A solution resides in thinking of CAPTCHA challenges that could exploit the current limitations of AI such as “Contextual” CAPTCHAs that are difficult for machines to solve (as of the time this article was written) since they require world knowledge and complex systems to decode. They therefore present opportunities to stay ahead of this ever-evolving cat-and-mouse game. Their difficulty resides in the following properties:

They require multi-modal reasoning to solve: The CAPTCHA isn’t just about object recognition. It combines object recognition with contextual reasoning.

They are dynamic and varied: There can be numerous variations of questions and image combinations, making it difficult for a model to train specifically against such CAPTCHAs.

They tap into world knowledge: This approach leans on general world knowledge and common sense, areas where machines can still falter compared to humans.

For example, instead of using images, CAPTCHAs could create simple interactive challenges that require reasoning. For example, “Drag the moon below the cloud” on a canvas where various objects (like stars, sun, birds, etc.) are present. Or, in the example above for the interactive CAPTCHA, you’d need to drag milk to the fridge.

Another example is to present a very short story (a few lines) and ask a question based on it. For example:

Question: Andy went to the orchard and picked 3 apples. He ate 1 and gave 2 away.

Ask: “How many apples did Andy pick?” or “How many apples did Andy eat?”

Or one can show a series of images and ask questions based on common sense or contextual knowledge. For example, you could show the following images:

And then ask, “Which one can typically speak when they grow up?”
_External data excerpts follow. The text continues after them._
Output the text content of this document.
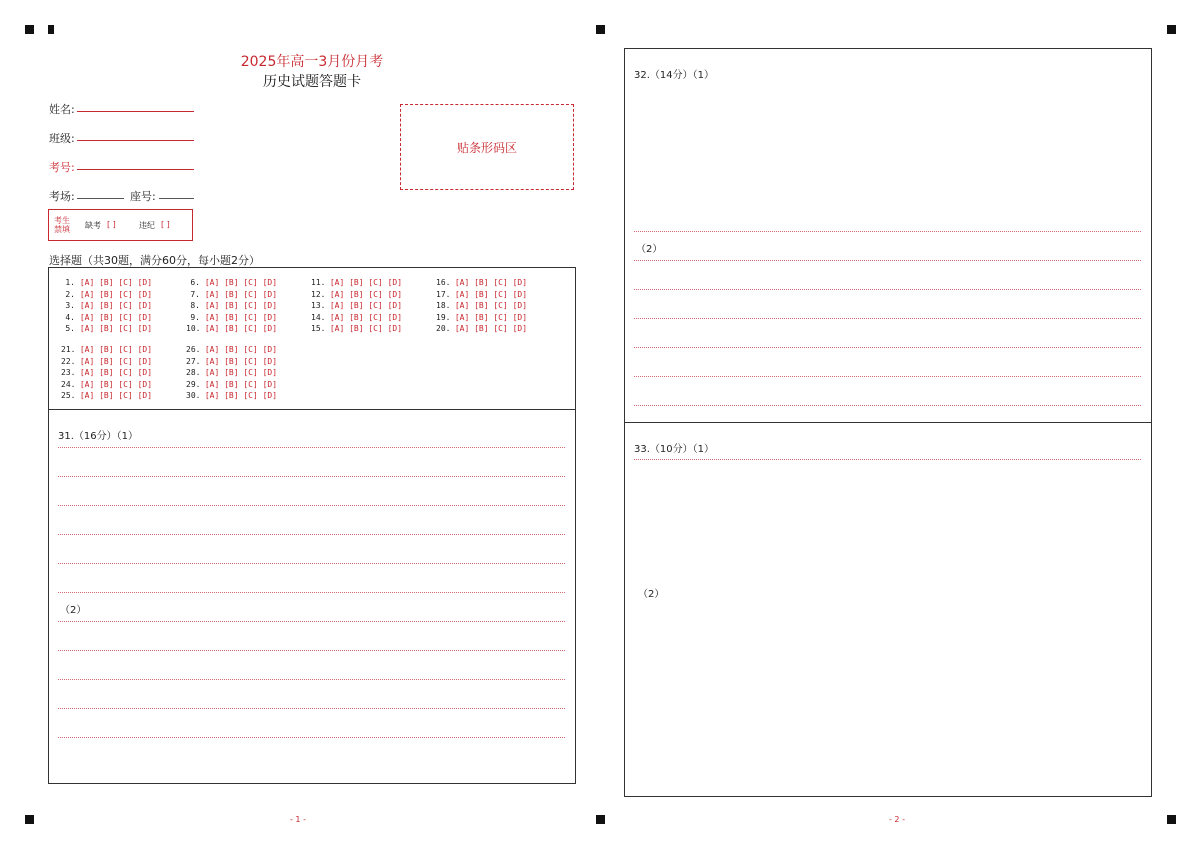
2025年高一3月份月考
历史试题答题卡
姓名:
班级:
考号:
考场:	座号:
贴条形码区
考生
禁填	缺考 [ ]	违纪 [ ]
选择题（共30题，满分60分，每小题2分）
1. [A] [B] [C] [D]
2. [A] [B] [C] [D]
3. [A] [B] [C] [D]
4. [A] [B] [C] [D]
5. [A] [B] [C] [D]
6. [A] [B] [C] [D]
7. [A] [B] [C] [D]
8. [A] [B] [C] [D]
9. [A] [B] [C] [D]
10. [A] [B] [C] [D]
11. [A] [B] [C] [D]
12. [A] [B] [C] [D]
13. [A] [B] [C] [D]
14. [A] [B] [C] [D]
15. [A] [B] [C] [D]
16. [A] [B] [C] [D]
17. [A] [B] [C] [D]
18. [A] [B] [C] [D]
19. [A] [B] [C] [D]
20. [A] [B] [C] [D]
21. [A] [B] [C] [D]
22. [A] [B] [C] [D]
23. [A] [B] [C] [D]
24. [A] [B] [C] [D]
25. [A] [B] [C] [D]
26. [A] [B] [C] [D]
27. [A] [B] [C] [D]
28. [A] [B] [C] [D]
29. [A] [B] [C] [D]
30. [A] [B] [C] [D]
31.（16分）（1）
（2）
32.（14分）（1）
（2）
33.（10分）（1）
（2）
- 1 -	- 2 -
Humans can easily recognize the answer is the baby. But recognizing the context and the commonsense reasoning can be challenging tasks for a machine, even if it identifies all objects correctly.

Contextual CAPTCHAs are a very interesting future research area, but they also present several challenges:

Cultural bias: What’s considered “common sense” in one culture might be unfamiliar in another.
Language: For story-based CAPTCHAs, one needs to invest time to ensure that content is internationalized for non-English speakers. For example, in the “Drag the milk to the fridge” challenge, MILK would need to be translated to other languages to be utilized across the world.
Challenge generation: Creating challenges like these is not a trivial problem, and better solutions may require significant investments in time to get right.

In addition, it’s inevitable that someday, AI systems capable of multi-modal reasoning will be developed, and they may be better at solving these types of CAPTCHAs.

Summary

CAPTCHA systems continue to serve as a vital frontline defense against bot activity and spam attacks across the internet. While their presence is ubiquitous and enduring, the landscape is evolving. Recent breakthroughs in machine learning technologies, coupled with the emergence of CAPTCHA-solving services that employ human solvers, have begun to erode traditional CAPTCHA systems’ efficacy. Nonetheless, most attacks websites face are less sophisticated, and CAPTCHA systems remain a highly effective barrier.

As we move forward, the challenge lies not only in maintaining the robustness of CAPTCHA systems against increasingly sophisticated attacks but also in ensuring these systems are user-friendly, accessible to individuals with disabilities, respectful of user privacy, and free of undue friction or inconvenience for genuine users.

The future of CAPTCHA, therefore, calls for thoughtful innovation and rigorous research. It demands the development of new systems that can adeptly balance security with usability, accessibility, and privacy — embracing a holistic approach that evolves in tandem with the shifting tactics of malicious actors. As the digital world continues to grow and transform, CAPTCHA systems will undoubtedly need to adapt and innovate to maintain their role as a cornerstone of online security.